Sur la première de couverture, la photo montre Mme Gauthier de dos qui tient la main d’une enfant : sa petite-fille. «C’est un peu pour elle que je l’ai fait, signifie-t-elle. Parce que c’est arrivé souvent, que Mamie ne «feelait» pas tant et elle ne comprenait pas… Elle va comprendre un jour.»
Du soutien
Dans Du silence imposé à la parole vivante : habiter sa voix, Diane Gauthier dresse la liste de ressources qui peuvent accompagner les victimes de violence à caractère sexuel. «C’est pour donner espoir aussi : quand on entre dans le système, il y a des ressources», assure-t-elle.
Sa porte d’entrée a été le Centre des femmes de Longueuil. Elle cite aussi entre autres Carrefour pour elle et L’Émissaire.
Au CALACS, Mme Gauthier a d’abord assisté à des rencontres de groupe, qui lui ont permis de trouver une solidarité. «De comprendre que je n’étais pas étrange, que ce n’était pas mon imagination…, partage-t-elle. De se sentir validée, ça vaut de l’or.»
C’est elle qui a lancé il y a quelques mois la pétition réclamant un financement adéquat pour la survie de l’organisme. Aujourd’hui, 2$ seront remis au CALACS Longueuil pour chaque exemplaire vendu de son livre.
Symptômes
C’est relativement récent que Diane Gauthier puisse compter sur du soutien, alors qu’elle a longtemps gardé son dur vécu dans le silence. Non seulement parce qu’elle a senti très peu d’ouverture de ses proches lorsqu’elle a effleuré le sujet une première fois, mais aussi parce qu’une forme de brouillard couvrait ces traumatismes.
«Moi, j’ai eu une certaine «chance», j’ai fait de l’amnésie traumatique. Il y a des grands pans de ma vie dont je ne me souvenais pas. J’avais quand même des flashbacks, mais ça m’a permis de fonctionner relativement correctement pendant une bonne partie de ma vie.»
Des événements vécus à l’âge adulte ont réveillé certains traumas, sans qu’elle ne soit en mesure de les relier à une expérience en particulier. Un événement survenu en 2019 a toutefois révélé de graves souvenirs.
Le soutien reçu l’a aidée à mieux vivre avec les symptômes et de trouver une façon de les surmonter.

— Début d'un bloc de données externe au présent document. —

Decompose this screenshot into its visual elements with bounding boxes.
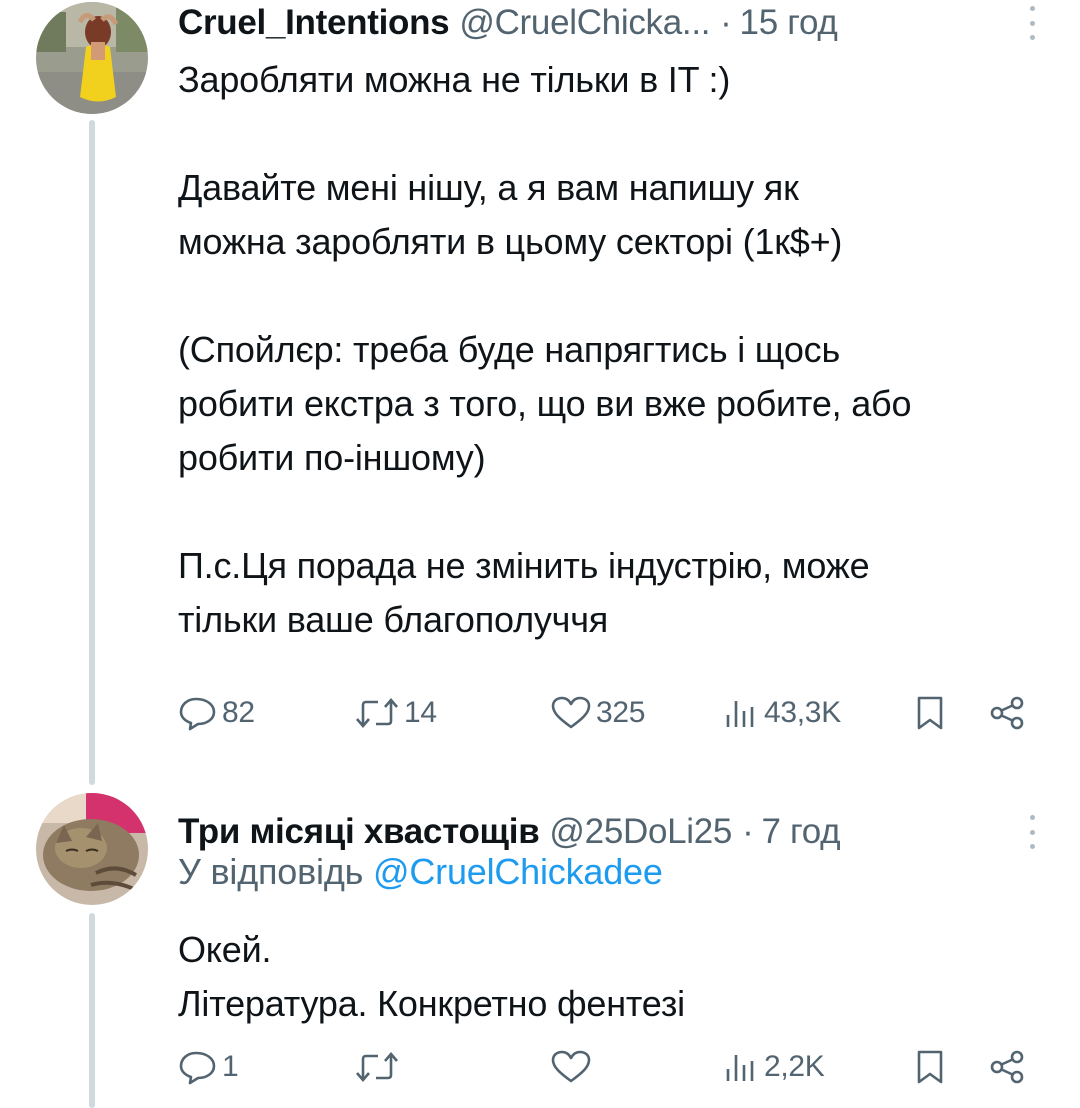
like-button[interactable] bbox=[550, 1047, 596, 1087]
tweet-text: Заробляти можна не тільки в IT :) Давайт… bbox=[178, 59, 912, 640]
bookmark-button[interactable] bbox=[914, 1047, 946, 1087]
action-bar: 1 2,2K bbox=[178, 1047, 1040, 1087]
reply-icon bbox=[178, 695, 218, 731]
bookmark-button[interactable] bbox=[914, 693, 946, 733]
reply-button[interactable]: 82 bbox=[178, 693, 255, 733]
display-name[interactable]: Cruel_Intentions bbox=[178, 3, 450, 43]
timestamp[interactable]: 7 год bbox=[761, 812, 840, 852]
retweet-button[interactable]: 14 bbox=[354, 693, 437, 733]
reply-prefix: У відповідь bbox=[178, 851, 364, 892]
avatar[interactable] bbox=[36, 2, 148, 114]
thread-line bbox=[89, 913, 95, 1108]
timestamp[interactable]: 15 год bbox=[740, 3, 838, 43]
like-button[interactable]: 325 bbox=[550, 693, 645, 733]
separator: · bbox=[720, 3, 732, 42]
avatar-column bbox=[36, 785, 148, 1108]
reply-context: У відповідь @CruelChickadee bbox=[178, 845, 663, 899]
bookmark-icon bbox=[914, 1049, 946, 1085]
retweet-icon bbox=[354, 695, 400, 731]
retweet-button[interactable] bbox=[354, 1047, 404, 1087]
views-button[interactable]: 43,3K bbox=[722, 693, 841, 733]
views-button[interactable]: 2,2K bbox=[722, 1047, 825, 1087]
views-icon bbox=[722, 1049, 760, 1085]
reply-icon bbox=[178, 1049, 218, 1085]
reply-mention-link[interactable]: @CruelChickadee bbox=[373, 851, 663, 892]
tweet[interactable]: Cruel_Intentions @CruelChicka... · 15 го… bbox=[0, 0, 1080, 785]
tweet-header: Cruel_Intentions @CruelChicka... · 15 го… bbox=[178, 0, 1040, 48]
tweet-text: Окей. Література. Конкретно фентезі bbox=[178, 929, 685, 1024]
views-count: 43,3K bbox=[764, 696, 841, 729]
reply-count: 1 bbox=[222, 1050, 239, 1083]
bookmark-icon bbox=[914, 695, 946, 731]
reply-count: 82 bbox=[222, 696, 255, 729]
share-button[interactable] bbox=[988, 1047, 1026, 1087]
like-icon bbox=[550, 695, 592, 731]
share-icon bbox=[988, 695, 1026, 731]
tweet[interactable]: Три місяці хвастощів @25DoLi25 · 7 год У… bbox=[0, 785, 1080, 1108]
more-icon[interactable] bbox=[1028, 815, 1036, 849]
action-bar: 82 14 325 43,3K bbox=[178, 693, 1040, 733]
retweet-count: 14 bbox=[404, 696, 437, 729]
thread-line bbox=[89, 120, 95, 785]
like-count: 325 bbox=[596, 696, 646, 729]
separator: · bbox=[742, 812, 754, 851]
avatar[interactable] bbox=[36, 793, 148, 905]
retweet-icon bbox=[354, 1049, 400, 1085]
share-button[interactable] bbox=[988, 693, 1026, 733]
more-icon[interactable] bbox=[1028, 6, 1036, 40]
share-icon bbox=[988, 1049, 1026, 1085]
user-handle[interactable]: @CruelChicka... bbox=[459, 3, 710, 43]
like-icon bbox=[550, 1049, 592, 1085]
reply-button[interactable]: 1 bbox=[178, 1047, 239, 1087]
avatar-column bbox=[36, 0, 148, 785]
views-icon bbox=[722, 695, 760, 731]
views-count: 2,2K bbox=[764, 1050, 825, 1083]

«Je peux encore me faire surprendre. Je me promène et un moment donné une odeur, ou quelqu’un, me rappelle quelque chose du passé. Je ne sais pas pourquoi ça m’arrive, mais ce que je sais, c’est que je suis en danger et il faut que je m’en aille, raconte-t-elle. Les gens autour ne savent pas ce qu’il se passe… Et moi non plus sur le coup. C’est juste la panique qui monte.»
Le travail avec les thérapeutes aide à mettre ces symptômes en contexte.
Dans tout ce cheminement vers la guérison, l’appui de sa fille, son gendre et sa petite-fille est ce qui rend Diane Gauthier la plus fière. «Ce sont les personnes les plus importantes pour moi, témoigne-t-elle. Ce livre, c’est pour libérer les générations futures, en espérant que mon chemin va libérer la parole d’autres femmes de mon âge.»
Lors d’une visite au Centre des femmes, Mme Gauthier avait été étonnée d’entendre une femme, un peu plus âgée qu’elle, parler ouvertement des agressions qu’elle avait subies. «Je ne comprenais pas… et quatre ans plus tard c’est moi qui suis capable de parler.»